Furthermore, full conformational detail is of great importance for a complete understanding of RNA catalysis, binding CITATION and dynamics CITATION .
Another fundamental problem with fragment assembly methods is their non-probabilistic nature, which makes their rigorous use in the framework of statistical physics problematic.
Particularly, it is currently impossible to ensure unbiased sampling in a Markov chain Monte Carlo framework using fragment assembly as a proposal function CITATION.
In other words, using a fragment library implies adding an inherently unknown additional term to the energy function CITATION.
This means that the unbiased simulation of the dynamics of an RNA molecule under the control of an all-atom empirical forcefield using fragment assembly methods is currently impossible.

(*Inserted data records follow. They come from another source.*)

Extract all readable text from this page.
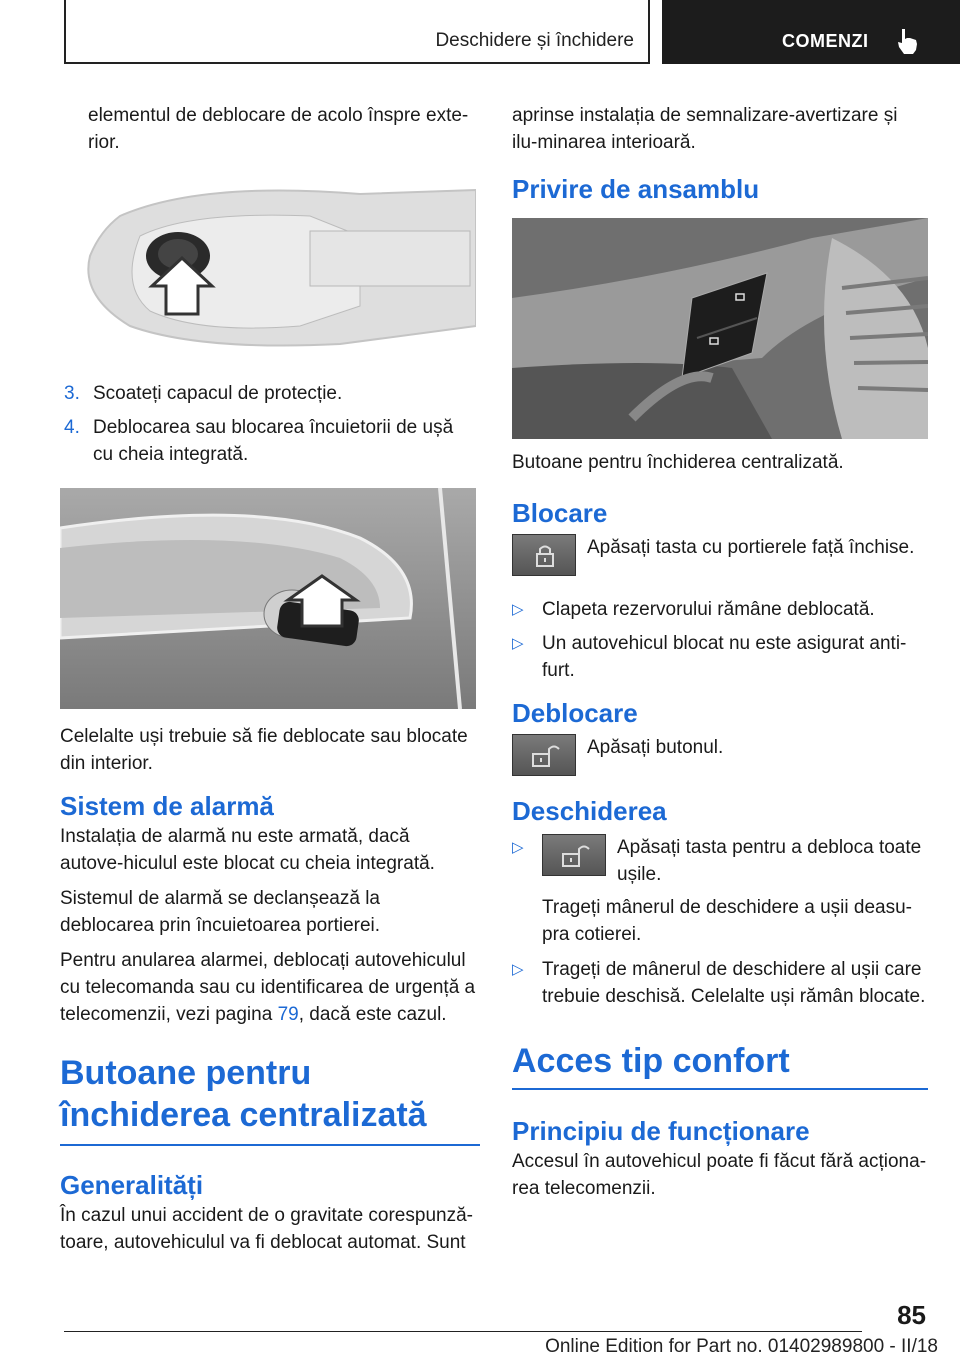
Deschidere și închidere	COMENZI

elementul de deblocare de acolo înspre exte-rior.

3. Scoateți capacul de protecție.
4. Deblocarea sau blocarea încuietorii de ușă cu cheia integrată.

Celelalte uși trebuie să fie deblocate sau blocate din interior.

Sistem de alarmă

Instalația de alarmă nu este armată, dacă autove-hiculul este blocat cu cheia integrată.

Sistemul de alarmă se declanșează la deblocarea prin încuietoarea portierei.

Pentru anularea alarmei, deblocați autovehiculul cu telecomanda sau cu identificarea de urgență a telecomenzii, vezi pagina 79, dacă este cazul.

Butoane pentru închiderea centralizată
Generalități

În cazul unui accident de o gravitate corespunză-toare, autovehiculul va fi deblocat automat. Sunt

aprinse instalația de semnalizare-avertizare și ilu-minarea interioară.

Privire de ansamblu

Butoane pentru închiderea centralizată.

Blocare
Apăsați tasta cu portierele față închise.
▷ Clapeta rezervorului rămâne deblocată.
▷ Un autovehicul blocat nu este asigurat anti-furt.
Deblocare
Apăsați butonul.
Deschiderea
▷	Apăsați tasta pentru a debloca toate ușile.

Trageți mânerul de deschidere a ușii deasu-pra cotierei.

▷ Trageți de mânerul de deschidere al ușii care trebuie deschisă. Celelalte uși rămân blocate.
Acces tip confort
Principiu de funcționare

Accesul în autovehicul poate fi făcut fără acționa-rea telecomenzii.

85
Online Edition for Part no. 01402989800 - II/18
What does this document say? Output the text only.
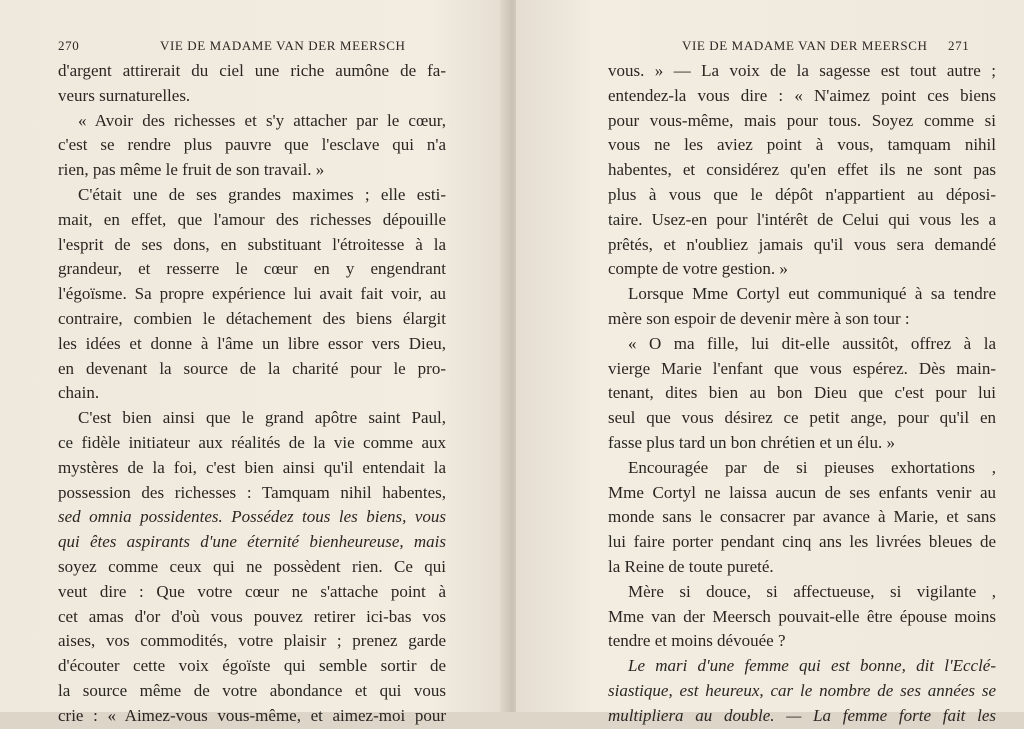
270	VIE DE MADAME VAN DER MEERSCH
d'argent attirerait du ciel une riche aumône de fa-
veurs surnaturelles.
« Avoir des richesses et s'y attacher par le cœur,
c'est se rendre plus pauvre que l'esclave qui n'a
rien, pas même le fruit de son travail. »
C'était une de ses grandes maximes ; elle esti-
mait, en effet, que l'amour des richesses dépouille
l'esprit de ses dons, en substituant l'étroitesse à la
grandeur, et resserre le cœur en y engendrant
l'égoïsme. Sa propre expérience lui avait fait voir, au
contraire, combien le détachement des biens élargit
les idées et donne à l'âme un libre essor vers Dieu,
en devenant la source de la charité pour le pro-
chain.
C'est bien ainsi que le grand apôtre saint Paul,
ce fidèle initiateur aux réalités de la vie comme aux
mystères de la foi, c'est bien ainsi qu'il entendait la
possession des richesses : Tamquam nihil habentes,
sed omnia possidentes. Possédez tous les biens, vous
qui êtes aspirants d'une éternité bienheureuse, mais
soyez comme ceux qui ne possèdent rien. Ce qui
veut dire : Que votre cœur ne s'attache point à
cet amas d'or d'où vous pouvez retirer ici-bas vos
aises, vos commodités, votre plaisir ; prenez garde
d'écouter cette voix égoïste qui semble sortir de
la source même de votre abondance et qui vous
crie : « Aimez-vous vous-même, et aimez-moi pour
VIE DE MADAME VAN DER MEERSCH 271
vous. » — La voix de la sagesse est tout autre ;
entendez-la vous dire : « N'aimez point ces biens
pour vous-même, mais pour tous. Soyez comme si
vous ne les aviez point à vous, tamquam nihil
habentes, et considérez qu'en effet ils ne sont pas
plus à vous que le dépôt n'appartient au déposi-
taire. Usez-en pour l'intérêt de Celui qui vous les a
prêtés, et n'oubliez jamais qu'il vous sera demandé
compte de votre gestion. »
Lorsque Mme Cortyl eut communiqué à sa tendre
mère son espoir de devenir mère à son tour :
« O ma fille, lui dit-elle aussitôt, offrez à la
vierge Marie l'enfant que vous espérez. Dès main-
tenant, dites bien au bon Dieu que c'est pour lui
seul que vous désirez ce petit ange, pour qu'il en
fasse plus tard un bon chrétien et un élu. »
Encouragée par de si pieuses exhortations ,
Mme Cortyl ne laissa aucun de ses enfants venir au
monde sans le consacrer par avance à Marie, et sans
lui faire porter pendant cinq ans les livrées bleues de
la Reine de toute pureté.
Mère si douce, si affectueuse, si vigilante ,
Mme van der Meersch pouvait-elle être épouse moins
tendre et moins dévouée ?
Le mari d'une femme qui est bonne, dit l'Ecclé-
siastique, est heureux, car le nombre de ses années se
multipliera au double. — La femme forte fait les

For these reasons we have developed a new solution to the conformational sampling problem: a probabilistic model, called BARNACLE, that describes RNA structure in a natural, continuous space.
BARNACLE makes it possible to efficiently sample 3-D conformations that are RNA-like on a short length scale.
Such a model can be used purely as a proposal distribution, but also as an energy term enforcing realistic local conformations.
Imposing favorable long range interactions, such as hydrogen bonding between the bases, lies outside the scope of such a local model and is the task of a global energy function.
BARNACLE combines a dynamic Bayesian network CITATION, which suits the sequential nature of the RNA molecule, with directional statistics, a branch of statistics that is concerned with the representation of angular data.
The model is not only computationally attractive, but can also be rigorously interpreted in the language of statistical physics CITATION, CITATION, making it attractive from a theoretical viewpoint as well.
This approach is conceptually related to the probabilistic models of protein structure recently proposed by our group CITATION, CITATION.
However, the model presented here is clearly far from a trivial extension, as an RNA molecule has many more degrees of freedom than a protein; in the RNA backbone alone, there are 11 angles per residue CITATION, as opposed to two in proteins.
These many degrees of freedom combined with the limited number of experimentally determined RNA structures CITATION make this a particularly challenging statistical task for which a very different strategy was required.
In particular, the approach we used for proteins would in the case of RNA require the use of a probability density function on the 7-dimensional hypertorus, which poses a serious statistical and computational obstacle.
Below, we describe the probabilistic model in detail, and show that it captures the crucial aspects of local RNA structure.
We also demonstrate its usefulness in the context of RNA 3-D prediction, and end with an outlook on possible applications.